The scale of the pandemic combined with the emergence of variants due to uncontrolled community transmission make rapid mass vaccination and achieving herd immunity much more urgent than other vaccination campaigns. In many ways, mass vaccination efforts must race viral mutation to achieve herd immunity before a new variant becomes dominant and could render existing vaccines less effective. We must understand any attitudes and concerns among the public that may increase vaccine hesitancy and reduce uptake.

To date there have been numerous research studies that begun to explore individual level COVID-19 vaccine hesitancy, highlighting importance differences by race, sex, political alignment, and trust in scientific information sources (Latkin et al., 2021, Aw et al., 2021, Latkin et al., 2021, Troiano and Nardi, 2021). However, it is important to further this research by seeking to identify patterns of beliefs that may be useful in segmenting the broader population and aid in targeting vaccination campaigns. Latent class analysis (LCA) is one tool that can achieve this goal by identifying how vaccine attitudes and beliefs co-occur within individuals. LCA has been used to identify groups across a range of health topics, from climate change (Leiserowitz et al., 2021) to drug use (Schneider et al., 2019) to general vaccine attitudes (Hornsey et al., 2021). In each case, LCA can help elucidate important correlates and differences in service utilization and interest between classes. Understanding the underlying groups within vaccine hesitancy and how these groups differ is essential to moving vaccination campaigns forward.

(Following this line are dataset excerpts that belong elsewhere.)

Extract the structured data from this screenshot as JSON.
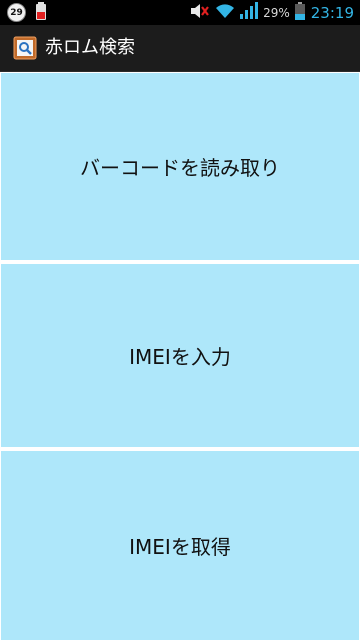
{
  "status_bar": {
    "notification_count": "29",
    "battery_percent": "29%",
    "time": "23:19",
    "icons": [
      "notification-badge-icon",
      "battery-alert-icon",
      "volume-muted-icon",
      "wifi-icon",
      "signal-icon",
      "battery-icon"
    ]
  },
  "action_bar": {
    "title": "赤ロム検索",
    "icon": "app-search-icon"
  },
  "buttons": [
    {
      "label": "バーコードを読み取り"
    },
    {
      "label": "IMEIを入力"
    },
    {
      "label": "IMEIを取得"
    }
  ],
  "colors": {
    "button_bg": "#aee7fa",
    "action_bar_bg": "#1c1c1c",
    "status_bar_bg": "#000000",
    "clock": "#33b5e5"
  }
}
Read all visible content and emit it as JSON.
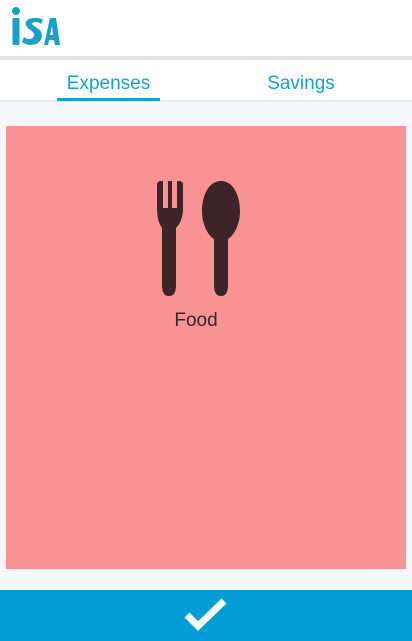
{
  "app": {
    "logo_text": "iSA",
    "logo_icon": "isa-logo"
  },
  "tabs": [
    {
      "label": "Expenses",
      "selected": true
    },
    {
      "label": "Savings",
      "selected": false
    }
  ],
  "category": {
    "label": "Food",
    "icon": "fork-spoon-icon"
  },
  "confirm_button": {
    "icon": "checkmark-icon"
  },
  "colors": {
    "accent": "#1a9fcd",
    "card_background": "#f99393",
    "icon": "#3d2428",
    "button_background": "#009dd7",
    "content_background": "#f6f7fb"
  }
}
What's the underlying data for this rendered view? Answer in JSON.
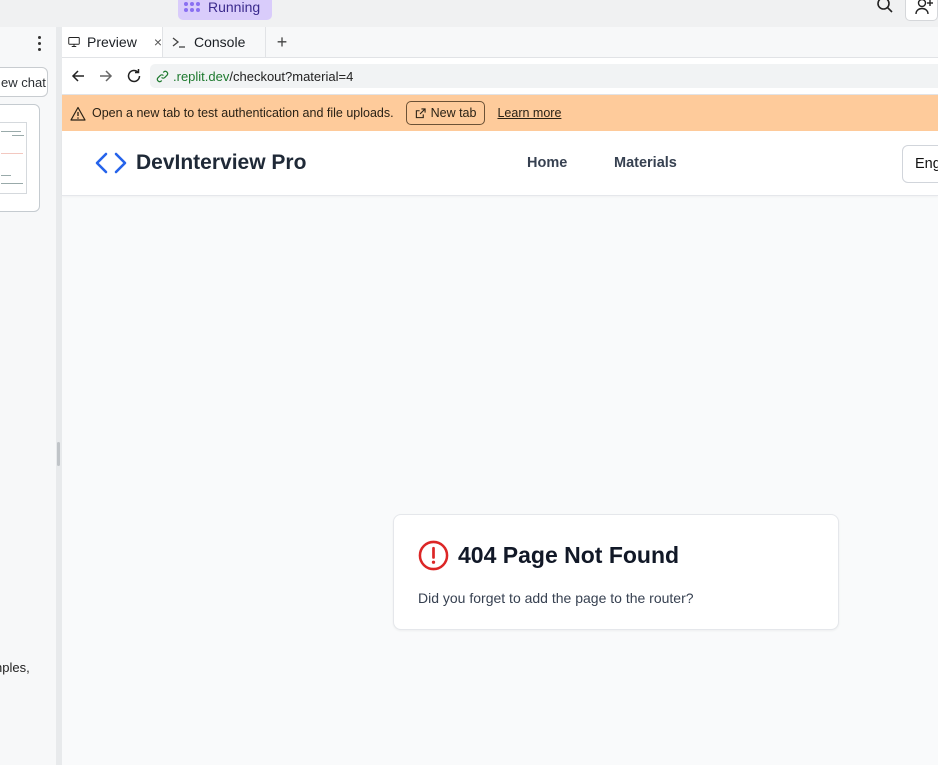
{
  "workspace": {
    "status_label": "Running"
  },
  "sidebar": {
    "new_chat_label": "ew chat",
    "snippet_text": "nples,"
  },
  "tabs": {
    "preview_label": "Preview",
    "console_label": "Console",
    "close_glyph": "×",
    "add_glyph": "+"
  },
  "browser": {
    "url_host": ".replit.dev",
    "url_path": "/checkout?material=4"
  },
  "banner": {
    "message": "Open a new tab to test authentication and file uploads.",
    "new_tab_label": "New tab",
    "learn_more_label": "Learn more",
    "color": "#fecb9b"
  },
  "app": {
    "brand_name": "DevInterview Pro",
    "brand_color": "#2563eb",
    "nav": [
      {
        "label": "Home"
      },
      {
        "label": "Materials"
      }
    ],
    "language_label": "English"
  },
  "not_found": {
    "title": "404 Page Not Found",
    "message": "Did you forget to add the page to the router?",
    "icon": "alert-circle-icon",
    "icon_color": "#dc2626"
  }
}
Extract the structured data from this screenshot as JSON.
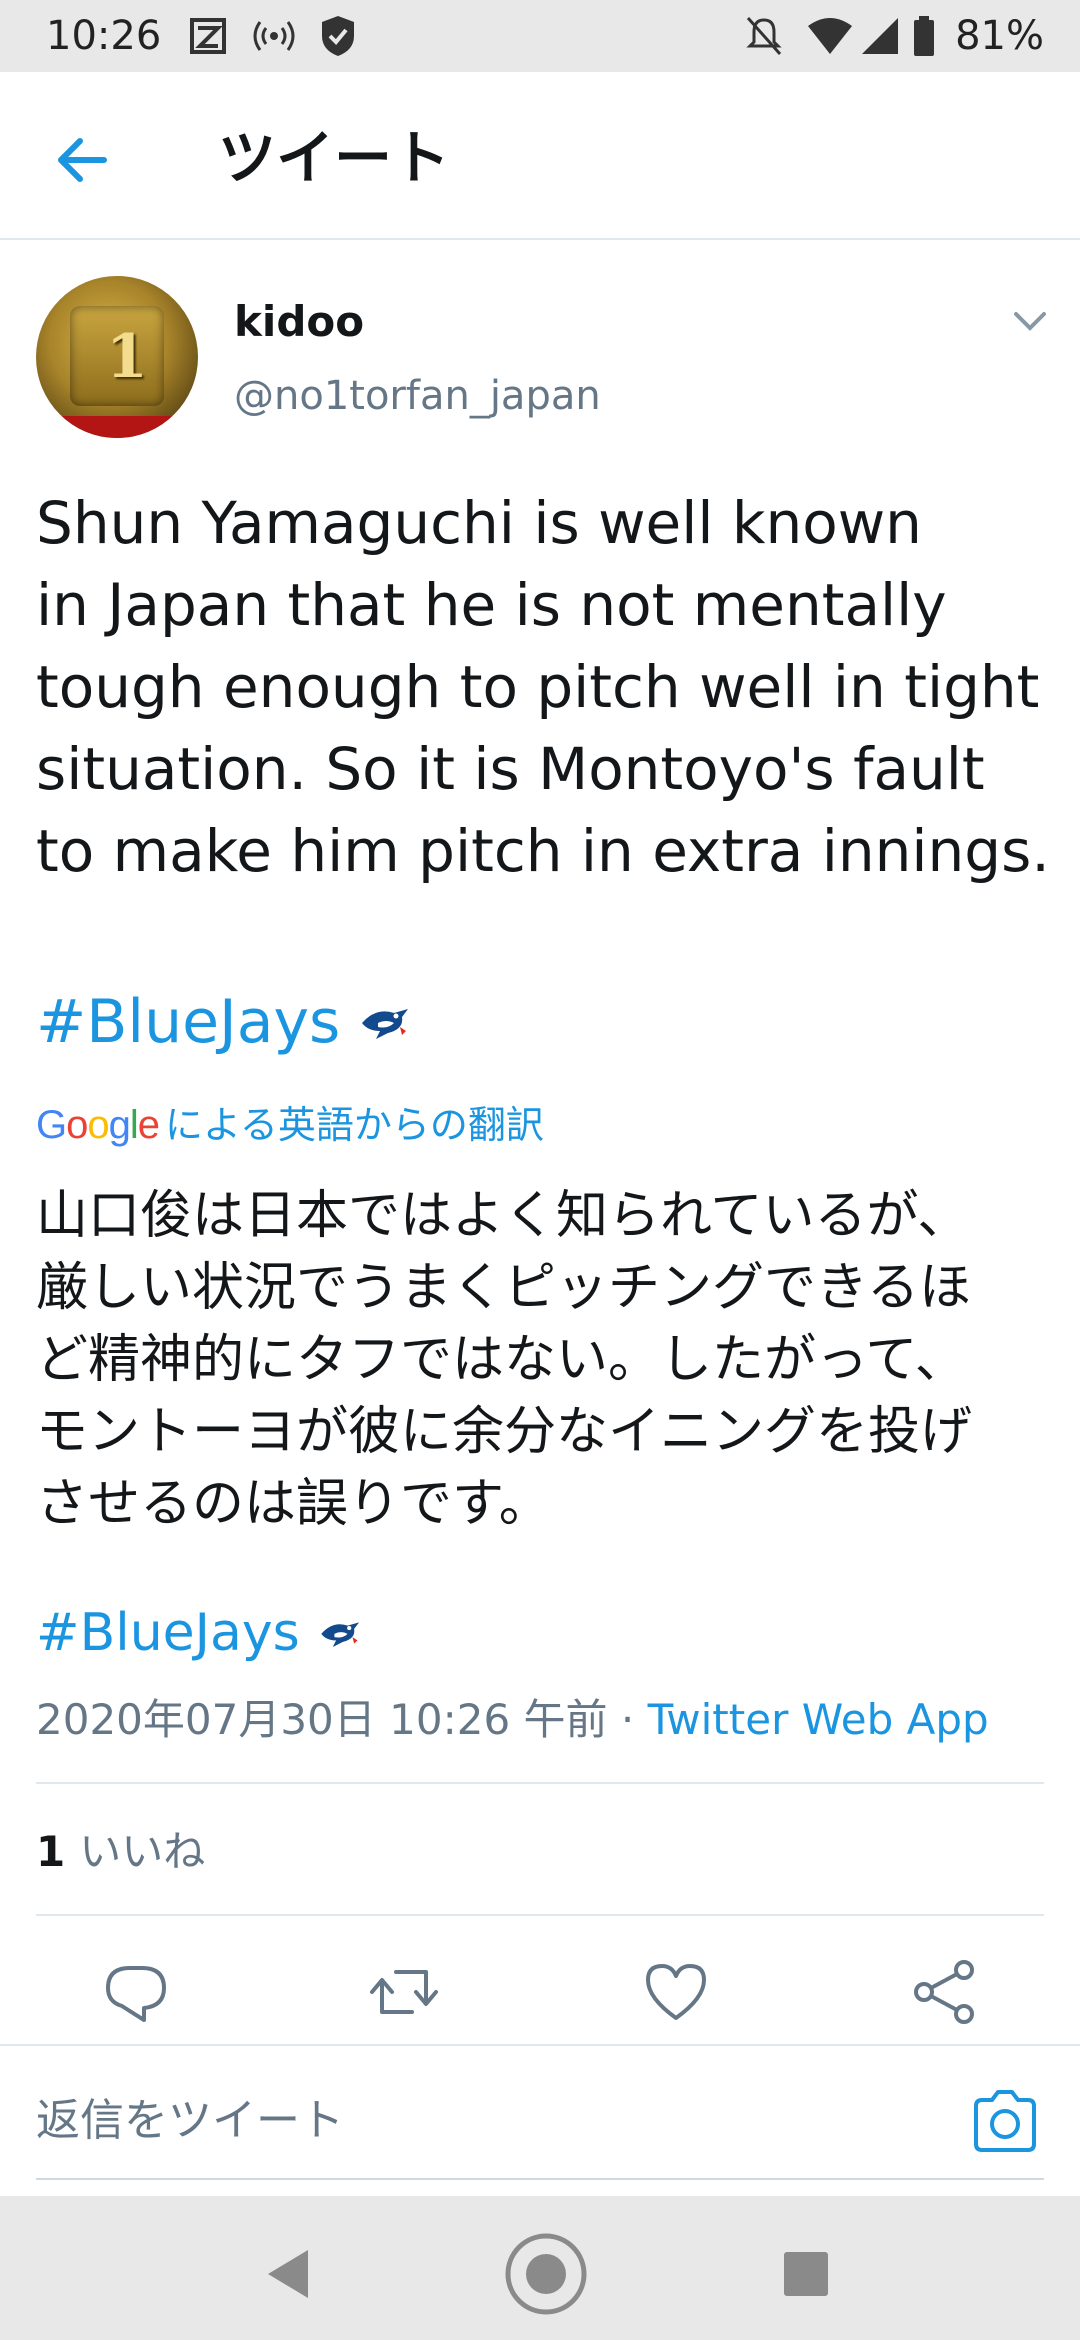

To address this critical public health challenge, we explore profiles of COVID-19 vaccine attitudes, beliefs, social norms, and acceptance among an online sample of United States adults to inform audience segmentation and targeting of vaccine-related public health campaigns.

2. Methods

2.1. Data source

Data for this study came from an online, longitudinal survey of United States adults conducted via Amazon’s Mechanical Turk survey platform. The data used in this analysis came from the fourth wave of the survey, conducted November 18–29, 2020. MTurk is an optimal platform for quickly collecting high quality data from large groups, while obtaining samples that are typically more representative than those obtained via convenience sampling (Berinsky et al., 2011, Follmer et al., 2017, Huff and Tingley, 2015, Paolacci and Chandler, 2014). Participants were required to be at least 18 years or older, live in the United States, able to speak and read English, and to have had heard of the coronavirus (COVID-19). Attention and validity checks were embedded throughout the survey to increase the reliability of responses (Rouse, 2015). We removed the three transgender individuals from the analytic sample due to the small sample size and sex being a correlate of interest, yielding a final analytic sample size of 583. This study was approved by the Johns Hopkins Bloomberg School of Public Health Institutional Review Board.

2.2. Measures

Participants responded to 11 statements about their attitudes, beliefs, and concerns about a potential COVID-19 (called coronavirus in questions) vaccine on a 5-point scale (strongly agree, agree, neither, disagree, strongly disagree) (Latkin et al., 2021). The vaccine statements were as follows: (1) a vaccine would prevent me from getting the coronavirus, (2) I would not trust a vaccine for the coronavirus, (3) I am very likely to get a coronavirus vaccine, when available, (4) the majority of my family members will get the coronavirus vaccine, when available, (5) the majority of my friends will get the coronavirus vaccine, when available, (6) I will discourage my friends to get a coronavirus vaccine, (7) I will encourage my family members to get a coronavirus vaccine, (8) I am concerned that the vaccines are being developed too quickly, (9) I am worried about bad side effects if I got a coronavirus vaccine, (10) I am concerned that a coronavirus vaccine will not be effective, and (11) I am concerned that short cuts have been taken with coronavirus vaccine development because of political pressures. For each item, we reduced response categories to agree (strongly agree, agree), neither, or disagree (strongly disagree, disagree). We chose to reduce the response categories in this way to help ensure that there would be sufficient statistical power to estimate stable latent class models and to reduce issues related to sparse data in some cells.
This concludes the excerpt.